With gas prices climbing to levels not seen in decades, Frank Dixon (MBA ’87) told the Sustainable Development Society on April 6th that they ought to climb higher.
Dixon joined Bernie Sheahan (MBA ’96), Director of Advisory Services for the International Finance Corporation (IFC), for a spirited conversation about corporate accountability. Both speakers spiced up an otherwise serious conversation about risk mitigation and corporate financial performance with references to Baywatch star Pamela Anderson, washing machines, and the Queen Mother’s skivvies.
Dixon, a Managing Director of Innovest Strategic Value Advisors, is a firm believer that today’s corporations are getting off easy – he asserted that corporations are not being held accountable for their full impact on society. Failure to incorporate externalities into prices, for example, forces companies to send inaccurate price signals and to act irresponsibly.
To tackle this problem and create an effective “Enron screen,” Dixon has crafted a new index called Total Corporate Responsibility (TCR). This index includes metrics from government relations to human capital to industrial ecology and hence, measures the full social and environmental impact of companies’ products and business practices. Dixon believes companies that perform well on his TCR index are also the companies that succeed financially – and he has the numbers to prove it.
Results from Dixon’s extensive research – he oversees 35 analysts assessing the performance of over 2,000 firms – show positive correlations between social and financial performance. As Dixon explained, “superior sustainability performance serves as a proxy for management quality.” Perhaps this is why Socially Responsible Investing (SRI) has grown 40 percent faster than all other assets in the US since 1995. SRI assets under management currently stand at $2.2 trillion and Morningstar and Lipper give 75% of the largest SRI funds top scores.
Dixon believes that existing economic and political systems compel firms to be irresponsible, make unethical behavior more likely, and increase the risk of catastrophic investor losses. Government lobbying efforts, for example, cause governments to focus on short term solutions and create corporate welfare. According to Dixon, “washing machines are man-made entities meant to wash clothes. Corporations are man-made entities meant to make profit. Neither should influence the shaping of public policy.”
Dixon also believes that we must avoid modern day “world is flat” assumptions. According to the logic of the discount rate, which we hold dear here at HBS, the lives of our grandchildren are worthless. The discount rate, according to Dixon, “implies that future generations and the resources that support them are nearly valueless and don’t need to be considered when making economic decisions.”
Sheahan, who in addition to leading IFC’s company-wide sustainability initiative was IFC’s Chief Strategist and Director of Operational Strategy, provided a humorous anecdote of how careful consideration of social and environmental factors is a critical risk mitigation strategy.
Several years ago, one of Marks and Spencer’s most profitable projects was selling underwear to the Queen Mother.
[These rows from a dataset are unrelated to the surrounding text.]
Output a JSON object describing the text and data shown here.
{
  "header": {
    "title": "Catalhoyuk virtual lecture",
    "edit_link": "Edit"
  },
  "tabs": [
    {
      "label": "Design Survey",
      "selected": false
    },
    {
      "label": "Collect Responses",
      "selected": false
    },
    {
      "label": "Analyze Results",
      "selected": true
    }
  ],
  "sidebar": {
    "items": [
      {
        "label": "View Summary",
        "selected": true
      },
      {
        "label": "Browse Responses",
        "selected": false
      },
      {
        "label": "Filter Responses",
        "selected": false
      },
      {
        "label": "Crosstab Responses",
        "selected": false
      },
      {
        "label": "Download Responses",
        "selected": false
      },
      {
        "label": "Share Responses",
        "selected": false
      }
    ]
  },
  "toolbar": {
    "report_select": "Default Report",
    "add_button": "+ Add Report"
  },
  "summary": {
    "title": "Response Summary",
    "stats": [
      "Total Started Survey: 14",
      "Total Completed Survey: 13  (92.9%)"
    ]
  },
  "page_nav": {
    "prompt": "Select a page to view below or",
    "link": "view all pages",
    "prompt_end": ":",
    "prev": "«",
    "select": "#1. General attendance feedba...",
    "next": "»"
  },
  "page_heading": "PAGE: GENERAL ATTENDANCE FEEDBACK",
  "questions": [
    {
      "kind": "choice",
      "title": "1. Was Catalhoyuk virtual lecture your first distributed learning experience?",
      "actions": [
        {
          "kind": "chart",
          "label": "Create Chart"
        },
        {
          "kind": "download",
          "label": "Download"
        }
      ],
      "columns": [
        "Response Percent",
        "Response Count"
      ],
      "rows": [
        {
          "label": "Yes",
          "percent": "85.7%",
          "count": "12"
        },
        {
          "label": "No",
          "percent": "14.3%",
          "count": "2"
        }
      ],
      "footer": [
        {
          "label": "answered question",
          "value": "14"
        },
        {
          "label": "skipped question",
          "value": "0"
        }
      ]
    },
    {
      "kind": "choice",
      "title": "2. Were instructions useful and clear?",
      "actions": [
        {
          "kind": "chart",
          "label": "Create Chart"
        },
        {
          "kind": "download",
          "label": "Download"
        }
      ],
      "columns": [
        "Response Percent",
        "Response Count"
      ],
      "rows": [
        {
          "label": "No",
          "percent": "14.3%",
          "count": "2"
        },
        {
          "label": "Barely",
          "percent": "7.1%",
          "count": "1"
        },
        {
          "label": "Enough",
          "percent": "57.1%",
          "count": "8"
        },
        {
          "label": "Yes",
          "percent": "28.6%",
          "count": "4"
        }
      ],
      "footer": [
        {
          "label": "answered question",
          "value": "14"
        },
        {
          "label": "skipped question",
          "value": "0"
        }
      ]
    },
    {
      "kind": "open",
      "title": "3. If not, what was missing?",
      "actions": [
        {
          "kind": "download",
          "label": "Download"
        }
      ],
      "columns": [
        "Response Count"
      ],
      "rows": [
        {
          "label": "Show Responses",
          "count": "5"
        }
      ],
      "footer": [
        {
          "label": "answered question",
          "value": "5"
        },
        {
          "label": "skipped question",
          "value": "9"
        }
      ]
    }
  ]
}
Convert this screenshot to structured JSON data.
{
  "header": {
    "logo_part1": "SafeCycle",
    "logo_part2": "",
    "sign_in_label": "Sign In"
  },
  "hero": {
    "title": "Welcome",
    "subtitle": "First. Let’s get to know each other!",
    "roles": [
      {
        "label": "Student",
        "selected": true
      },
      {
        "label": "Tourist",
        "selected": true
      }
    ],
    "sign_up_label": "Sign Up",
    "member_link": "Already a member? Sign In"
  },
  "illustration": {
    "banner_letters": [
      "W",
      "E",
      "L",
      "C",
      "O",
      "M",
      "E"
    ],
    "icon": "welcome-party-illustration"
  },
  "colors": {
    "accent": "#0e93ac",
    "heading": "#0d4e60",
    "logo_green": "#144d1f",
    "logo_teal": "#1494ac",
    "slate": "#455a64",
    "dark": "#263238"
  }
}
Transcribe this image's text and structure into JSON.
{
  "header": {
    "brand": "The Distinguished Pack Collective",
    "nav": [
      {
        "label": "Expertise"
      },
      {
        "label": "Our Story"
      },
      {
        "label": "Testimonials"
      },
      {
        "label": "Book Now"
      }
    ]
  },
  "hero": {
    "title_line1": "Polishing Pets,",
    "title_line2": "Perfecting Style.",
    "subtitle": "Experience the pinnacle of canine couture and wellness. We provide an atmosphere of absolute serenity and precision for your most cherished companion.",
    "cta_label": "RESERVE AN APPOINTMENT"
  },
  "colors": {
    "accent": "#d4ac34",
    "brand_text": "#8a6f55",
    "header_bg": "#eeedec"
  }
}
When sales halted, they sought an alternate revenue stream and designed a leather jacket sourced in India. However, concern about the treatment of the cows soon raised the ire of PETA (People for the Ethical Treatment of Animals) supported by Baywatch superstar Pamela Anderson. Sheahan explained that along an interdependent international supply chain, “what isn’t your fault can still hurt you.” The new leather jacket project was a disaster.
Sheahan told another poignant story of an accountability failure, this time
set in a mine in the Junin region of Ecuador. Concerned about community displacement, deforestation, and health risks introduced by the actions of the Mitsubishi mining subsidiary Bishimetals, several Junin community members hauled articles from the mine, inventoried the goods to show no intention to steal, and then burned the mine to the ground. To avoid these embarrassing and disastrous outcomes, Sheahan advocated the use of the Equator Principles, an international framework developed in 2002 with guidance from the IFC for banks to better assess, mitigate, and monitor the credit and reputation risks associated with financing development projects.
Dixon’s “best in class” ratings send clear, relevant and actionable signals to investors and firms. Since capital markets strongly influence corporate strategy, Dixon and Sheahan believe that indices such as TCR and frameworks such as the Equator Principles can be primary drivers of system change, sustainability, and effective capitalism. Both emphasize how careful consideration of social and environmental factors is not only a necessary risk mitigation strategy, but a critical element of successful corporate financial performance.